Dolayısıyla "Asymptotic freedom" özelliği de "Sonlu bir sonsuz" olmalıydı. Aksi halde "Birleşik alanlar teoremlerini" yani doğanın temel kuvvetlerini asla birleştiremeyecek, "Vahdaniyeti" kanıtlayamayacaktık.
Eğer Kur'an'a dayalı bu mantığımız doğruysa, (Sonugelmez bağımsızlık özelliğinin) direnen enerjisini zorluyorduk: Bir kuarkı dışarı almak istediğimizde onu geri çeken "Renk iplikçik-tüneli" enerjisini, mademki zayıflatabiliyoruz, o halde o sonuşmaz enerji de sonsuz bir özgürlüğe sahip olmamalıdır.
Kuarkları geri alan sonugelmez özgürlük enerjisini mutlaka çok yüksek enerjilerde yenebilmeliyiz. Böylece kuarkların üçlü dizgesinin yerine çoklusunu çekirdek dışına alabiliriz. Kuarkları çekirdek dışına almanın yasağı ile çelişen bu mantığımızı şöyle açıklayalım:
Eğer verilen katma, kinetik enerji yükselirse, bir "Üçlü içindeki" kuarklardan isabet alanı, kendi üçlüsünden daha öteye ayrılarak, diğer bir üçlüdeki, kendisine en yakın kuarklardan birine yaklaşmış olacaktır. Eğer bu enerjiyi daha yükseltirsek, bu kez onun kendi üçlüsünden (Örneğin proton limitlerinden) diğer bir üçlüye (Komşu protona) geçmek ve oradaki en yakın kuarkla birleşmesi (Öteki protona bağlanması) beklenmelidir.

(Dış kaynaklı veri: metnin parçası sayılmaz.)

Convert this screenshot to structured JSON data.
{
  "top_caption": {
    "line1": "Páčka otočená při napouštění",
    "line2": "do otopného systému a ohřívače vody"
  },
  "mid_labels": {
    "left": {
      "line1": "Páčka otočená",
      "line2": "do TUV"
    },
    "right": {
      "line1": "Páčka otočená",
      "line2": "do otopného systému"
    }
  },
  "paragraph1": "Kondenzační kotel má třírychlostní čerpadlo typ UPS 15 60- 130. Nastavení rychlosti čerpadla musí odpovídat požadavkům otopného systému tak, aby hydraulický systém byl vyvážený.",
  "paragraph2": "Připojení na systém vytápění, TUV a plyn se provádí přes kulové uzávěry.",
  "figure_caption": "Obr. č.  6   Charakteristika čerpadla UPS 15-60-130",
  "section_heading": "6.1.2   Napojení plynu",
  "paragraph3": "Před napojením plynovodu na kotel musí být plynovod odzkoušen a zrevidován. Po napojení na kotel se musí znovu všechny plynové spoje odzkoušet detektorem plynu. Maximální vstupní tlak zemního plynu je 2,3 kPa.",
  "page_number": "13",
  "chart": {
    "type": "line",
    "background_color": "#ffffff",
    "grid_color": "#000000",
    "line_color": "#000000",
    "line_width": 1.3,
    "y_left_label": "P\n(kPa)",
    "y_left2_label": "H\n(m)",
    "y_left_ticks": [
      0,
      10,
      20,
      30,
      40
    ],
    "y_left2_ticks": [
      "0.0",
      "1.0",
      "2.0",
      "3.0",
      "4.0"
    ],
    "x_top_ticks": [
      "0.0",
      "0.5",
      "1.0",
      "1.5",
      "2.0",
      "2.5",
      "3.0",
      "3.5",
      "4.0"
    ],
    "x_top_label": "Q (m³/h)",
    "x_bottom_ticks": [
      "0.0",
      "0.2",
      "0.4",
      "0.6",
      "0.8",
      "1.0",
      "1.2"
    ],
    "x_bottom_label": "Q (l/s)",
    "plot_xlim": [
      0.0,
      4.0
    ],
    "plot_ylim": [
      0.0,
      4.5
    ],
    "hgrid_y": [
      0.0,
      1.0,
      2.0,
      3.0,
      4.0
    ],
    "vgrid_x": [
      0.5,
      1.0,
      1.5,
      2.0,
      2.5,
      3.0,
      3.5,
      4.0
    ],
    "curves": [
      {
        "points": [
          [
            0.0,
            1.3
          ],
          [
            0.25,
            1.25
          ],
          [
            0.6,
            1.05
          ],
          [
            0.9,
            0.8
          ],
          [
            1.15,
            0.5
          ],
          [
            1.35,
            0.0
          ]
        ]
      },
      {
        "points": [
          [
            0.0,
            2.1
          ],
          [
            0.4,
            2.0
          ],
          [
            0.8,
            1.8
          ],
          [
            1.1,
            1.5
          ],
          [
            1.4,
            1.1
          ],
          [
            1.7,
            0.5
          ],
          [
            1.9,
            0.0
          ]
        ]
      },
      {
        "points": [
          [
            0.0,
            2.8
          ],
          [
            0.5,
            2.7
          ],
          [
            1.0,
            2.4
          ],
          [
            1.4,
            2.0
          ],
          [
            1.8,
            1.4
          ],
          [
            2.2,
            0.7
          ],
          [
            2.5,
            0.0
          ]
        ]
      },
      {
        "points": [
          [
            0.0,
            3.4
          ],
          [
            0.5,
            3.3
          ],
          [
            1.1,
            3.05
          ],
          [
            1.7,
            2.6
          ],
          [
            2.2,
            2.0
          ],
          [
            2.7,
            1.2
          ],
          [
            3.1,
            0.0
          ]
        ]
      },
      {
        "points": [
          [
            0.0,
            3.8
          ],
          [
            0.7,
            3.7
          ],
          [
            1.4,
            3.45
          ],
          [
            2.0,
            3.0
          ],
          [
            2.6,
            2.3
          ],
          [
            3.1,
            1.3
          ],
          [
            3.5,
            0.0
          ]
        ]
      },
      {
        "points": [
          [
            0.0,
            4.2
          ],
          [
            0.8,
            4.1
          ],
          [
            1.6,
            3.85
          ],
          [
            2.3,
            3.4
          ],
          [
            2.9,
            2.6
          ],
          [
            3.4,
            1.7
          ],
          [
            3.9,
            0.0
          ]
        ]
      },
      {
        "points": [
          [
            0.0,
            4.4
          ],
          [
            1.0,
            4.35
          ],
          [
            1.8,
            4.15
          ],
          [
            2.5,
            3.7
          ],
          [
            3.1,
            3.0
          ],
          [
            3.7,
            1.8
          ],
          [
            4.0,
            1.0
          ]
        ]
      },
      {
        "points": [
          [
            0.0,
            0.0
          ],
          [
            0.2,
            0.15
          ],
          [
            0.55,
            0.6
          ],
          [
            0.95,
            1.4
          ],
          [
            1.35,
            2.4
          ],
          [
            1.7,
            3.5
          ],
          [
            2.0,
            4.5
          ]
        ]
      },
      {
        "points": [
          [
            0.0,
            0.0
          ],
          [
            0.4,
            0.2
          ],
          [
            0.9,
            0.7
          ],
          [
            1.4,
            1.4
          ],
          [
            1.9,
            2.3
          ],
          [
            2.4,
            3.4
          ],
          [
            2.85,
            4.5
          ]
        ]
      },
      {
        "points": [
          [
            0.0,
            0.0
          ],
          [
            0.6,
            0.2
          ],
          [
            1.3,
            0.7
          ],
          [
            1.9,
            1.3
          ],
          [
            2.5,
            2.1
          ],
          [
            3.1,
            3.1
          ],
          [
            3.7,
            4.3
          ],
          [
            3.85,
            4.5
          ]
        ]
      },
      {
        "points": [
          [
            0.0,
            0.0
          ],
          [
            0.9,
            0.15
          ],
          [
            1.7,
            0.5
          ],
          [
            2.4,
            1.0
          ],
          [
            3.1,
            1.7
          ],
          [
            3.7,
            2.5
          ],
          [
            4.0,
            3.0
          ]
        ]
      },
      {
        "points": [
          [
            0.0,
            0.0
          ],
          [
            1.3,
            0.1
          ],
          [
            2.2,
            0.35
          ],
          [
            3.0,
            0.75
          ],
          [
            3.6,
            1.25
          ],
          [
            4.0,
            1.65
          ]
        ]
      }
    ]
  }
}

Böylece kendi üçlüsünden ayrılmış olarak, "Özgür bir aralığı" atlayabilecek, yeni kuark üçlüsü kurabilecektir. O zaman kuarkların hapsolduğu o uzayın genişletilmesi, maddenin yeni bir durumu 4 hal ötesi (Katı, sıvı, gaz, enerji) anlamına gelmektedir ki, bu BEŞİNCİ HAL dediğim Brown-ball ismini koyduğumuz (Başka fizikçilerin "Glue Ball = Yapışkantop" dediği gluon-kuark plazması) kararsız bir dev parçacık durumudur.
Böylece üçten fazla kuark grubu, (Üçün kaç katıysa, o kadar) daha geniş bir alanda serbestçe bir arada olabilirdi. Onları birbirine yaklaştıran kuvvetlerle, proton ve nötron içindeki kuvvetler farklıdır. Çünkü gluonun görevi, üç parçacığı (Mezonlarda da eşlenik iki kuarkı) beyaza tamamlamaktır. Ama, üçlü ve ikili içinde göreve alışkın gluonların daha büyük kuark topluluklarında şaşkınlığa düşecekleri ve kuarkların içinde (Elektronların metallerde serbest gezinmesi gibi) serbest dolaşım sonucu bir "Kuark-gluon topu" oluşturacakları ve her yöne doğru hareket etmeye zorunlu kalacakları bellidir.
Fakat böyle bir gluon-kuark plazması son derece kararsızdır. Çünkü "Evrenin ilk sıcakları" gibi çok yüksek enerjileri vardır. Bu "Brown Ball" diyeceğimiz top, saniyenin 10^-23'te birinde patlayacak ve binlerce (Tanıdığımız) parçacıklara bölünecektir.
Böylece CERN (Cenevre) proton sinkrotronunda 1987 yılında yapılan deneyde 3200 GeV'lik enerji, maddenin beşinci hali olan bu Kuark-Gluon plazması için seferber edildi. (*)
(*) Bir elektron volt (1 eV), 1,6x10^-12 erg olup, bunun 3200.000.000.000 katı bir enerji üretilmiştir.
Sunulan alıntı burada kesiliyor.